Bugün Kızıl Khmerler tarafından öldürülen -aralarında Müslümanların da bulunduğu- on binlerce insanın kemik ve kafatasları, başkent Phnom Penh’teki bir müzede sergilenmektedir. Kamboçya örneği, aynı Çeçenistan veya Doğu Türkistan örneklerinde olduğu gibi komünist vahşetin gerçek yüzünü tüm dünyaya göstermektedir.

 

SRİ LANKA

Hint Okyanusu içinde bir ada ülkesi olan Sri Lanka’da 2.600.000 Müslüman yaşıyor. Sri Lanka’da yönetime karşı savaşan Tamil gerillaları zaman zaman Müslüman köylere de baskınlar düzenleyerek sivil insanları öldürüyor. Yakın zamanda gerçekleştirilen katliamlardan biri 3 Mayıs 2001 tarihinde Mawanella köyünün yakılıp yıkılmasıydı. Yaşadıkları büyük zulmü, hazırladıkları bir internet sitesiyle dünyaya duyurmaya çalışan Sri Lanka Müslümanları ise sayfalarında şunları söylüyorlar:

“… Biz Müslümanlar olarak zanaat ve ticaretle uğraşan bir topluluğuz. Bizim Sri Lanka’nın gelişimine ve ilerlemesine olan katkımız daima pozitifti ve çok eski zamanlardan beri, içinde yaşadığımız diğer toplulukların tümüyle çok dostane ve samimi ilişkiler kurmuşuzdur. Tamil gerillaları, Kuzey ve Doğu bölgelerinde yaşayan birçok Müslümanın çok fazla sıkıntı ve işkence çekmesine neden olmuştur. Bundan sonra da Sri Lanka topluluğunun çok küçük bir bölümü, Müslümanların işlerine, camilere ve kişisel hayatlarına saldırmaya başlamıştır.

Biz dinimizin gereklerini yerine getirmemize izin veren ve tarih boyunca sosyal statümüzü koruyan diğer topluluklarla barışçı bir birlikteliği sağlamaya çalışan azınlık bir topluluğuz… Biz Tamiller gibi ayrılıkçılık ve terörizme eğilimli bir topluluk değiliz. Farklı topluluklar arasındaki nefret ve kini kızıştırmaya çalışmıyoruz… Bizim aradığımız şey tamamıyla barış ve güven içinde yaşayabileceğimiz, Allah’a ibadet etmeye devam edebileceğimiz, işlerimizi ve mesleklerimizi yürütebileceğimiz, çocuklarımızı onurlu bir şekilde yetiştirip eğitebileceğimiz güzel bir hayattır… Müslümanlar Sri Lanka’da hükümete hiçbir şekilde yük olmaksızın barış içinde yaşamaktaydılar. Fakat hâlâ dinimizden dolayı eziyet görmekteyiz.”

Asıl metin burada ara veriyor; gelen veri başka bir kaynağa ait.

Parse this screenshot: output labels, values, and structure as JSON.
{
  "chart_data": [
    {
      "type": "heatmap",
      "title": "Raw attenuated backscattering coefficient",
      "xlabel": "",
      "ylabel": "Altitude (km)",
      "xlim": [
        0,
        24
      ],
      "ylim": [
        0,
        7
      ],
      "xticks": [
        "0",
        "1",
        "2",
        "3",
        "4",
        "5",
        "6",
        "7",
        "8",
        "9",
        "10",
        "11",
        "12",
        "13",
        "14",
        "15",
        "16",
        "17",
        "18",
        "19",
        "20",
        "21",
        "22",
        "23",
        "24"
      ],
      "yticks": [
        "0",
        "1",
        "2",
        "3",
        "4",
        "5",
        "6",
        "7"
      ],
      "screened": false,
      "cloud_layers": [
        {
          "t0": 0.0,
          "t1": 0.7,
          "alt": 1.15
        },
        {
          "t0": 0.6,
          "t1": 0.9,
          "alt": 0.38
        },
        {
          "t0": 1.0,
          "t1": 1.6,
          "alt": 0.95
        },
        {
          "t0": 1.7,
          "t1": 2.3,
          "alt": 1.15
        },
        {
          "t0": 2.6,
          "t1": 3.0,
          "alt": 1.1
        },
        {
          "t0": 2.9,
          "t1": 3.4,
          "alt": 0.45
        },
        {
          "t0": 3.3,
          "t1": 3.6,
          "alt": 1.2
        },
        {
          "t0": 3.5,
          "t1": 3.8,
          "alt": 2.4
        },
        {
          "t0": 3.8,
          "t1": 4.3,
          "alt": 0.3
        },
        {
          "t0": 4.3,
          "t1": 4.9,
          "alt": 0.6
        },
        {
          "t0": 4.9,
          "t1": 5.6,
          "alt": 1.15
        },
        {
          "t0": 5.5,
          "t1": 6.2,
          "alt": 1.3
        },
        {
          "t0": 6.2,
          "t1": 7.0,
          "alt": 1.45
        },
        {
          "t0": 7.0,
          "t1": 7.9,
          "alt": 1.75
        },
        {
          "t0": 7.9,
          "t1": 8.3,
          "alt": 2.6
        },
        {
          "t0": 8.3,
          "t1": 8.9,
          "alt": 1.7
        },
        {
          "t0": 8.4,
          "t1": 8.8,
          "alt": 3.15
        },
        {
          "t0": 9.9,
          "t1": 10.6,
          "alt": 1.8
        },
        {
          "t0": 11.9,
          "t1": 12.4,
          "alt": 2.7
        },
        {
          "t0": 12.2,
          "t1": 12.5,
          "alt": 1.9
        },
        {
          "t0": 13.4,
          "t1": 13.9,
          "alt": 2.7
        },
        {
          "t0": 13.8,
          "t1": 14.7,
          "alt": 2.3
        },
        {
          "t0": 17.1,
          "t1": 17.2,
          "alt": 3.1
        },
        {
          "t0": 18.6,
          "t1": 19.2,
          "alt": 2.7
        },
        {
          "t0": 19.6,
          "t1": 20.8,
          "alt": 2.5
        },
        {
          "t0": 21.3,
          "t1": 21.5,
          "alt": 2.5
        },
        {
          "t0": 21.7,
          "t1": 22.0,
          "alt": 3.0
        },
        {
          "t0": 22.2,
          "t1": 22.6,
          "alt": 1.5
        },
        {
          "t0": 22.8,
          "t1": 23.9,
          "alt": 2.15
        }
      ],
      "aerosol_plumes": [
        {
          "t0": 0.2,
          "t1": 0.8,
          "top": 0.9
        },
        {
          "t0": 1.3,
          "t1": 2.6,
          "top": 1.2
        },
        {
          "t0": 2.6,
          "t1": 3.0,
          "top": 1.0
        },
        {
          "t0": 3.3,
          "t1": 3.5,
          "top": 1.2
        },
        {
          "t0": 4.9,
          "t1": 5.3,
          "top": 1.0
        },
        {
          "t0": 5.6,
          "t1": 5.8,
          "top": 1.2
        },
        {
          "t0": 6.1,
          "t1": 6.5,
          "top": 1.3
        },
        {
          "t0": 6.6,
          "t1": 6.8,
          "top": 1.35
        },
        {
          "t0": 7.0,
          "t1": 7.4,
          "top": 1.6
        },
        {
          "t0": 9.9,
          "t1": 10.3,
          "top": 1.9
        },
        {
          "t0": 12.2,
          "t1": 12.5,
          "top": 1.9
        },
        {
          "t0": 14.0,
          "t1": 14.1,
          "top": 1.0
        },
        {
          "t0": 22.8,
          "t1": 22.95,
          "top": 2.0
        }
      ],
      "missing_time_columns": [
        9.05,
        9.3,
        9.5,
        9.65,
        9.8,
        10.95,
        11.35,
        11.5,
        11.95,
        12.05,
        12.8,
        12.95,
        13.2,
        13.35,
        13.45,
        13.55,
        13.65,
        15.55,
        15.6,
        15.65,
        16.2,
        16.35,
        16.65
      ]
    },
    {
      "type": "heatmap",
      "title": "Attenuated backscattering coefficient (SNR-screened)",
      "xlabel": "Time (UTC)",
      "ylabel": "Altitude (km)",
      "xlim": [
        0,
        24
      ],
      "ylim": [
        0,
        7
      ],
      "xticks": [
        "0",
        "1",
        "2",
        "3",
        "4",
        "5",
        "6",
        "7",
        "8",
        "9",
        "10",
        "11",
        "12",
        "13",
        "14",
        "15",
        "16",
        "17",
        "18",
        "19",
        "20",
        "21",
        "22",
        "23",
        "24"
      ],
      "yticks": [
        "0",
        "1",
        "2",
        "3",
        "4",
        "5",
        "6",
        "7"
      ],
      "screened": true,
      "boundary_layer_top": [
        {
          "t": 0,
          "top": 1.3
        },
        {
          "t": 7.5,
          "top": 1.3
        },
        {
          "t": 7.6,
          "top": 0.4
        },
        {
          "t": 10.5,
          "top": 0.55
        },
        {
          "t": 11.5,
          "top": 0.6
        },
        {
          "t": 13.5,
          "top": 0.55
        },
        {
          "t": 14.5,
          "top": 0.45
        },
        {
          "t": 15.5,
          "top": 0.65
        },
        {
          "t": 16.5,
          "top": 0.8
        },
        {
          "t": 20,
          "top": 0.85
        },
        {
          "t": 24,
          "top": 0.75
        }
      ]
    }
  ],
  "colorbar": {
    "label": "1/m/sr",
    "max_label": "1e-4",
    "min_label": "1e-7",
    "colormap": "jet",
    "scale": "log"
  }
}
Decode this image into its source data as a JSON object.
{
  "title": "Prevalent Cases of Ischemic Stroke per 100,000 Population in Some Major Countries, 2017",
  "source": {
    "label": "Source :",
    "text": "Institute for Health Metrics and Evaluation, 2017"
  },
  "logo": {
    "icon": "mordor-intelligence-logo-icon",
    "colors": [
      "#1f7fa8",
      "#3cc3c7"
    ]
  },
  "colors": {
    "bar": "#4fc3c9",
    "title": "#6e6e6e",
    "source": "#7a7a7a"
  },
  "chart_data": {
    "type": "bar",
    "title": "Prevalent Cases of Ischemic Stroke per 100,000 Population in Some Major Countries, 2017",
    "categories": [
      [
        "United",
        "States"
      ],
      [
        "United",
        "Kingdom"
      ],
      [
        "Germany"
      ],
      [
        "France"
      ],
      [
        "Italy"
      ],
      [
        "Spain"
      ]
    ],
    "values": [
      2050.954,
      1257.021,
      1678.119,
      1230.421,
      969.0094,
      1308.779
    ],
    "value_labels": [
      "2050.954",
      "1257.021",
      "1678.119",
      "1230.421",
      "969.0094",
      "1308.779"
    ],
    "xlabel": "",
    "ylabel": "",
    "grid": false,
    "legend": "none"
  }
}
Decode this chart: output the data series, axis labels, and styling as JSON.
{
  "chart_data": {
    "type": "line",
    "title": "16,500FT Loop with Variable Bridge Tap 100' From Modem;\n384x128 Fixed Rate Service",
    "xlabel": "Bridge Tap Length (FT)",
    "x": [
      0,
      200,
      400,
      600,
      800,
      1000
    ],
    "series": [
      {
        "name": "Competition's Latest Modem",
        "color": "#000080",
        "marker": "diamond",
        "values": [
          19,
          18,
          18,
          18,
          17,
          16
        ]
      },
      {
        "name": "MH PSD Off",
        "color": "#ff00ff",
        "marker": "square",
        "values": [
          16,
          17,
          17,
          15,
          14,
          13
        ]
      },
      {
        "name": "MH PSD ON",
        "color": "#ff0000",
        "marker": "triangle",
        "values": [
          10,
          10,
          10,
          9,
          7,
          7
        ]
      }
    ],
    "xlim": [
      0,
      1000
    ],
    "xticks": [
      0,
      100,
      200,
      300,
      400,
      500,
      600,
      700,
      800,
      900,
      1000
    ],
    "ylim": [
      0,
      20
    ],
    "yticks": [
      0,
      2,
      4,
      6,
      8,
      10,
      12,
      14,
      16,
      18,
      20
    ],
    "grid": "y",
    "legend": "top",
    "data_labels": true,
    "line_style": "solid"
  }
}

Her gün yeni bir saldırı, yeni bir taciz ve yeni bir kundaklamayla karşı karşıya olan Sri Lanka Müslümanları seslerini duyurmak için açtıkları internet sitesinde “tek istediklerinin dinlerini özgürce yaşayabilecekleri, çocuklarını kendi inançlarına göre yetiştirebilecekleri barış ve huzur dolu hayat olduğunu” dile getiriyorlar. Ancak buna rağmen saldırılar Sri Lanka’nın günlük hayatının bir parçası olmuş durumda...

Yukarıdaki ifadeler Sri Lanka’daki Müslüman halkın güçlü İslami bilincinin de bir ifadesidir. Ancak aradıkları bu huzur ve barışı yıllardır bulamamışlardır. Örneğin son saldırılarda Sri Lankalı Budist ırkçılar Kur’an nüshalarını ve diğer İslamî yayınları topladılar ve daha sonra bir caminin içinde tümünü ateşe verdiler. Yanan kopyalar arasında yüzlerce yıllık geçmişe sahip çok nadide eserler de bulunmaktaydı. İki cami ateşe verildi ve Müslümanlara ait olan 90’ın üzerinde yapı ve konut tamamıyla harap edildi.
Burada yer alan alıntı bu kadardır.